Он не церемонясь утягивает меня за собой. Я едва успеваю стряхнуть с себя самые крупные фрагменты моего «приземления». Конюшня пахнет так же — тёплым потом лошадей, дымом и кожей. Странно, но именно тут я чувствую себя как дома.
В избе конюхов пахнет воском и щами. Двое пацанов лет по шестнадцать с любопытством разглядывают меня. Старшего, Тихона, время не пощадило: густые волосы сильно поредели и поседели, в глазах прибавилось усталой мудрости, а в движениях — неторопливой основательности сорокалетнего мужчины, знающего цену своим силам.
— Смотрите, олухи, — Тихон кивает на меня. — Это Фёдор. Тот самый, благодаря кому у барина баня новая, а у нас изба и жалование приличное. Учитесь. А теперь пошли, дело к хозяину есть.
Пацаны, шикая и перешёптываясь, высыпают наружу.
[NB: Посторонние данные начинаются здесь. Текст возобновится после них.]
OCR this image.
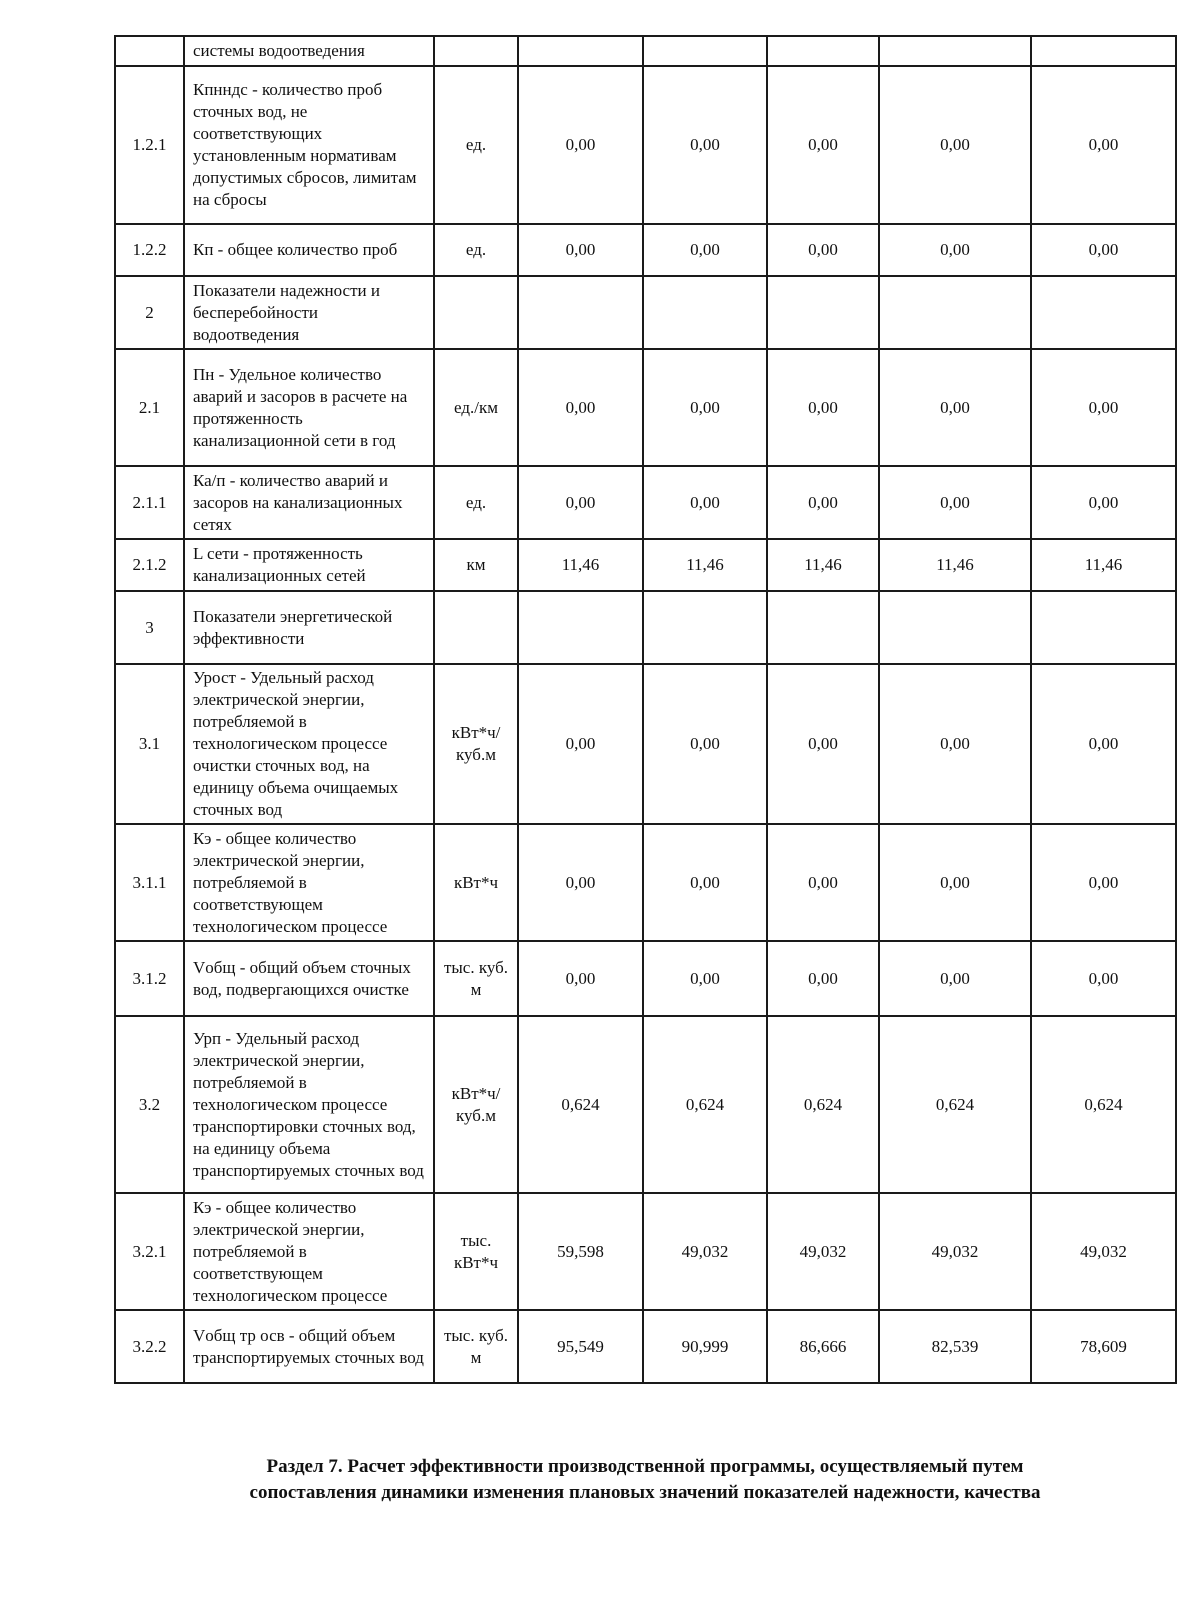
	системы водоотведения						
1.2.1	Кпнндс - количество проб сточных вод, не соответствующих установленным нормативам допустимых сбросов, лимитам на сбросы	ед.	0,00	0,00	0,00	0,00	0,00
1.2.2	Кп - общее количество проб	ед.	0,00	0,00	0,00	0,00	0,00
2	Показатели надежности и бесперебойности водоотведения						
2.1	Пн - Удельное количество аварий и засоров в расчете на протяженность канализационной сети в год	ед./км	0,00	0,00	0,00	0,00	0,00
2.1.1	Ка/п - количество аварий и засоров на канализационных сетях	ед.	0,00	0,00	0,00	0,00	0,00
2.1.2	L сети - протяженность канализационных сетей	км	11,46	11,46	11,46	11,46	11,46
3	Показатели энергетической эффективности						
3.1	Урост - Удельный расход электрической энергии, потребляемой в технологическом процессе очистки сточных вод, на единицу объема очищаемых сточных вод	кВт*ч/ куб.м	0,00	0,00	0,00	0,00	0,00
3.1.1	Кэ - общее количество электрической энергии, потребляемой в соответствующем технологическом процессе	кВт*ч	0,00	0,00	0,00	0,00	0,00
3.1.2	Vобщ - общий объем сточных вод, подвергающихся очистке	тыс. куб. м	0,00	0,00	0,00	0,00	0,00
3.2	Урп - Удельный расход электрической энергии, потребляемой в технологическом процессе транспортировки сточных вод, на единицу объема транспортируемых сточных вод	кВт*ч/ куб.м	0,624	0,624	0,624	0,624	0,624
3.2.1	Кэ - общее количество электрической энергии, потребляемой в соответствующем технологическом процессе	тыс. кВт*ч	59,598	49,032	49,032	49,032	49,032
3.2.2	Vобщ тр осв - общий объем транспортируемых сточных вод	тыс. куб. м	95,549	90,999	86,666	82,539	78,609
Раздел 7. Расчет эффективности производственной программы, осуществляемый путем
сопоставления динамики изменения плановых значений показателей надежности, качества
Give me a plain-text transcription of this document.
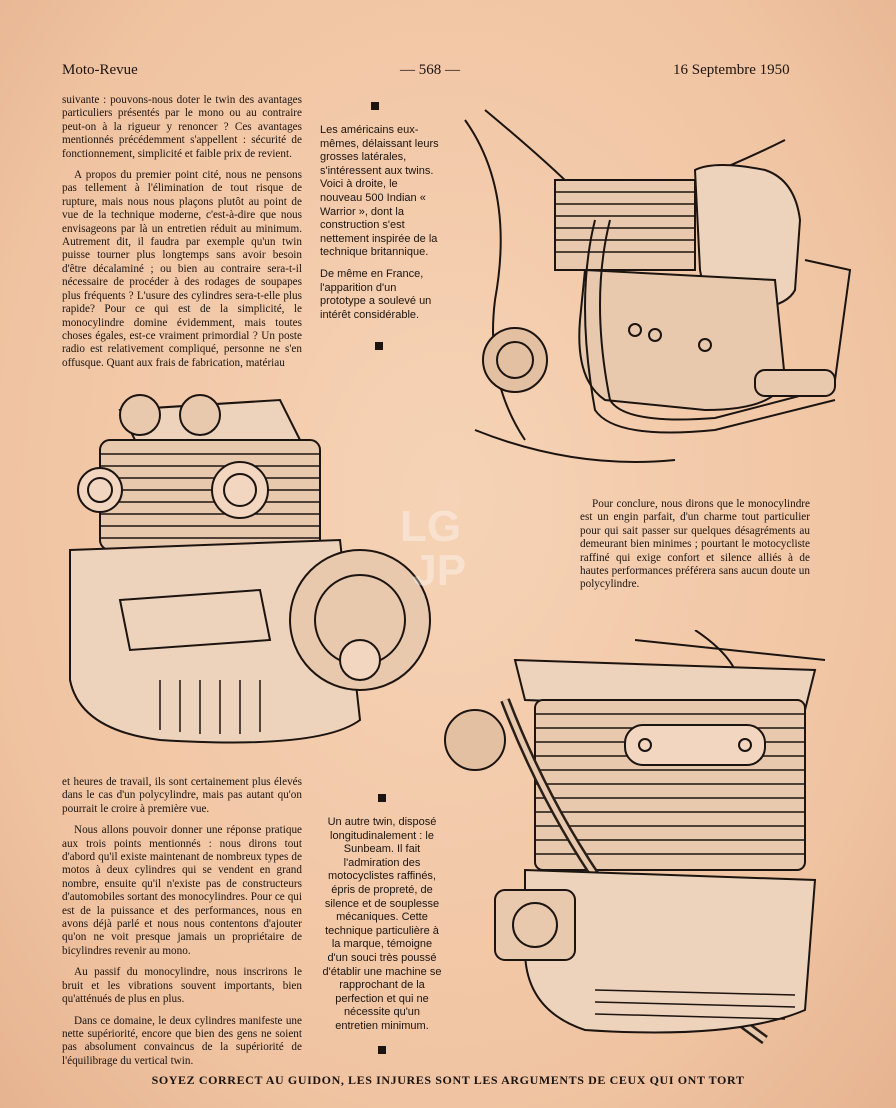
Moto-Revue	— 568 —	16 Septembre 1950

suivante : pouvons-nous doter le twin des avantages particuliers présentés par le mono ou au contraire peut-on à la rigueur y renoncer ? Ces avantages mentionnés précédemment s'appellent : sécurité de fonctionnement, simplicité et faible prix de revient.

A propos du premier point cité, nous ne pensons pas tellement à l'élimination de tout risque de rupture, mais nous nous plaçons plutôt au point de vue de la technique moderne, c'est-à-dire que nous envisageons par là un entretien réduit au minimum. Autrement dit, il faudra par exemple qu'un twin puisse tourner plus longtemps sans avoir besoin d'être décalaminé ; ou bien au contraire sera-t-il nécessaire de procéder à des rodages de soupapes plus fréquents ? L'usure des cylindres sera-t-elle plus rapide? Pour ce qui est de la simplicité, le monocylindre domine évidemment, mais toutes choses égales, est-ce vraiment primordial ? Un poste radio est relativement compliqué, personne ne s'en offusque. Quant aux frais de fabrication, matériau

Les américains eux-mêmes, délaissant leurs grosses latérales, s'intéressent aux twins. Voici à droite, le nouveau 500 Indian « Warrior », dont la construction s'est nettement inspirée de la technique britannique.

De même en France, l'apparition d'un prototype a soulevé un intérêt considérable.

Pour conclure, nous dirons que le monocylindre est un engin parfait, d'un charme tout particulier pour qui sait passer sur quelques désagréments au demeurant bien minimes ; pourtant le motocycliste raffiné qui exige confort et silence alliés à de hautes performances préférera sans aucun doute un polycylindre.

LG
JP

et heures de travail, ils sont certainement plus élevés dans le cas d'un polycylindre, mais pas autant qu'on pourrait le croire à première vue.

Nous allons pouvoir donner une réponse pratique aux trois points mentionnés : nous dirons tout d'abord qu'il existe maintenant de nombreux types de motos à deux cylindres qui se vendent en grand nombre, ensuite qu'il n'existe pas de constructeurs d'automobiles sortant des monocylindres. Pour ce qui est de la puissance et des performances, nous en avons déjà parlé et nous nous contentons d'ajouter qu'on ne voit presque jamais un propriétaire de bicylindres revenir au mono.

Au passif du monocylindre, nous inscrirons le bruit et les vibrations souvent importants, bien qu'atténués de plus en plus.

Dans ce domaine, le deux cylindres manifeste une nette supériorité, encore que bien des gens ne soient pas absolument convaincus de la supériorité de l'équilibrage du vertical twin.

Un autre twin, disposé longitudinalement : le Sunbeam. Il fait l'admiration des motocyclistes raffinés, épris de propreté, de silence et de souplesse mécaniques. Cette technique particulière à la marque, témoigne d'un souci très poussé d'établir une machine se rapprochant de la perfection et qui ne nécessite qu'un entretien minimum.

SOYEZ CORRECT AU GUIDON, LES INJURES SONT LES ARGUMENTS DE CEUX QUI ONT TORT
Тихон суёт мне в руки грубую, но чистую рубаху и порты.
— Переодевайся. Своё уродское — в печь. Смотреть тошно.
Пока я переодеваюсь, Тихон молча ставит на стол чёрный хлеб и миску с похлёбкой.
— Ну что, московский гость, — начинает он, садясь напротив. — Рассказывай. Слыхали мы, в столице дела неладные. Бояре там, слышь, опять грызню затеяли. Ты от этого бежал?
Я киваю, с жадностью глотая похлёбку. После доширака она кажется пищей богов.
— Да, Тихон. Бежал. Вовремя успел, пока одни других по дворам не повязали. — Это близкая к правде ложь.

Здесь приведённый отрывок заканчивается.